With hi-def production and bedroom lyricism, “Anxiety” is a surreal pop/R&B ride through depression and uplift that always puts feelings first.
I first heard Autre Ne Veut (Arthur Ashin) in 2011, featured on Ford & Lopatin’s excellent “Channel Pressure,” of the same label, Software.
That album collided ’80s disco/pop melodies with glitchy samples and buzzing synths to create something that felt brand new.
“Anxiety,” Ashin’s sophomore, full-length endeavour, sounds like its spiritual successor.
What “Channel Pressure” did to the ’80s, “Anxiety” does to the ’90s. And, thanks to Ashin’s barefaced romanticism, it doesn’t feel derivative or ironic for a second.
Standout slowjam “Gonna Die” is pure empathy, no pretense as he sings coolly: “I’m gonna die / I feel it more acutely now / than I have for a while.”

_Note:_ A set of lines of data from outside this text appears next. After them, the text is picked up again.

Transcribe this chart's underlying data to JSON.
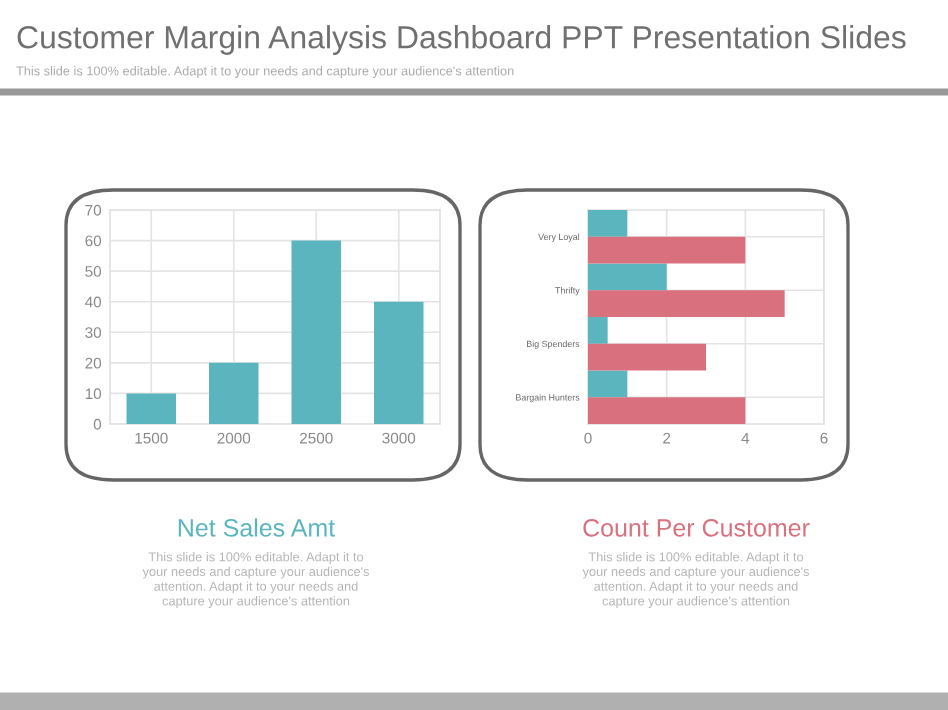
{
  "chart_data": [
    {
      "type": "other",
      "title": "Customer Margin Analysis Dashboard PPT Presentation Slides",
      "subtitle": "This slide is 100% editable. Adapt it to your needs and capture your audience's attention"
    },
    {
      "type": "bar",
      "title": "Net Sales Amt",
      "annotations": [
        "This slide is 100% editable. Adapt it to\nyour needs and capture your audience's\nattention. Adapt it to your needs and\ncapture your audience's attention"
      ],
      "categories": [
        "1500",
        "2000",
        "2500",
        "3000"
      ],
      "values": [
        10,
        20,
        60,
        40
      ],
      "color": "#5bb5bf",
      "ylim": [
        0,
        70
      ],
      "yticks": [
        0,
        10,
        20,
        30,
        40,
        50,
        60,
        70
      ],
      "grid": true
    },
    {
      "type": "bar",
      "orientation": "horizontal",
      "title": "Count Per Customer",
      "annotations": [
        "This slide is 100% editable. Adapt it to\nyour needs and capture your audience's\nattention. Adapt it to your needs and\ncapture your audience's attention"
      ],
      "categories": [
        "Very Loyal",
        "Thrifty",
        "Big Spenders",
        "Bargain Hunters"
      ],
      "series": [
        {
          "color": "#5bb5bf",
          "values": [
            1,
            2,
            0.5,
            1
          ]
        },
        {
          "color": "#d9707e",
          "values": [
            4,
            5,
            3,
            4
          ]
        }
      ],
      "xlim": [
        0,
        6
      ],
      "xticks": [
        0,
        2,
        4,
        6
      ],
      "grid": true
    }
  ]
}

“Anxiety” succeeds by putting Ashin’s vocal emotion into its bangers.
Opener “Play by Play” spirals ever outward from its opening synth chimes into a perfect storm of pop hooks, MIDI percussion and lost love. Pitch-perfect lead single “Counting” sounds desperate even before the sax screams come in.
On “Anxiety,” Autre Ne Veut makes something close to a classic out of his heart-on-his-sleeve vocals and ’90s retro-future production.